The MLP with TF-IDF outperformed fine-tuned RoBERTa despite being architecturally simpler. TF-IDF's 5,000-feature vocabulary successfully captured overt partisan vocabulary differences, while RoBERTa's contextual power was constrained by the limited fine-tuning dataset size.
Key Insight: Extreme categories (Left and Right) were easiest to classify — F1 of 0.93 each. Centrist and "lean" categories caused the most confusion, reflecting genuine semantic proximity between ideologically adjacent positions. This pattern appeared across all supervised methods and directly motivated the contrastive approaches.
SimCSE used dropout noise as augmentation — each sentence produced two slightly different representations via different dropout masks, forming positive contrastive pairs without labels. Trained on 300k+ political sentences, this unsupervised approach created a semantically rich foundation for bias classification.
Key Insight: SimCSE demonstrated that unsupervised contrastive pre-training on domain-specific political text produces useful representations for downstream classification. However, it learns broad semantics rather than class-discriminative signals — task-specific fine-tuning adds meaningful lift (+5%), but supervised contrastive pairing (as in SetFit) yields even greater gains.
SetFit (all-mpnet-base-v2 backbone) amplified supervision by generating N² contrastive pairs from N labelled examples. Stage 1 shaped the embedding space around bias labels using pair-based contrastive loss; Stage 2 froze the encoder and trained a lightweight classifier on the learned representations.
Key Insight: SetFit's performance advantage over SimCSE comes from four compounding factors: supervised contrastive signal directly aligned to bias labels, task-specific representation sculpting, a stronger sentence encoder backbone, and dense supervision with few labels. The two-stage design also prevents the catastrophic forgetting that plagues standard fine-tuning on small datasets.
Placing all methods side-by-side shows a clear performance progression from simple statistical models to contrastive transformers. The pattern reflects increasing representational power — but also the importance of matching model architecture to dataset characteristics.

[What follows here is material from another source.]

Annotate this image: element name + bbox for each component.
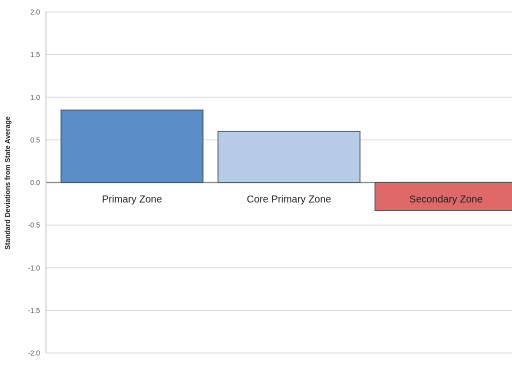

Overall Conclusion: Supervised models consistently outperformed unsupervised clustering by learning discriminative patterns from labelled data. The highest macro F1 came from SetFit, confirming that label-efficient contrastive learning outperforms both simple lexical features and standard transformer fine-tuning when labelled data is limited. MLP + TF-IDF remains a strong, computationally cheap alternative when computational resources are constrained.
04 — Skills Demonstrated
This project required end-to-end ownership across leadership, technical ML, data analysis, and communication — across a semester-long team environment.
Key Takeaways
No unsupervised method produced clean ideological clusters. Bias categories rely on linguistic cues that only become discriminable under supervision. This is a practically important finding for any system trying to automate media analysis.
MLP + TF-IDF matched SetFit on weighted F1 despite being architecturally far simpler. The right feature representation — lexical in this case — can close the gap to transformer-scale models at a fraction of the compute cost.
SetFit's N² pair amplification achieved the best macro F1 without needing large labelled datasets. For real-world political bias detection, where labelling is expensive and subjective, label-efficient methods are not just practical — they are essential.
The clustering heatmap, confusion matrices, and AUROC curves weren't generated after decisions were made — they drove them. Producing clear, comparable visualisations at each stage was central to how the team navigated method selection and identified failure modes.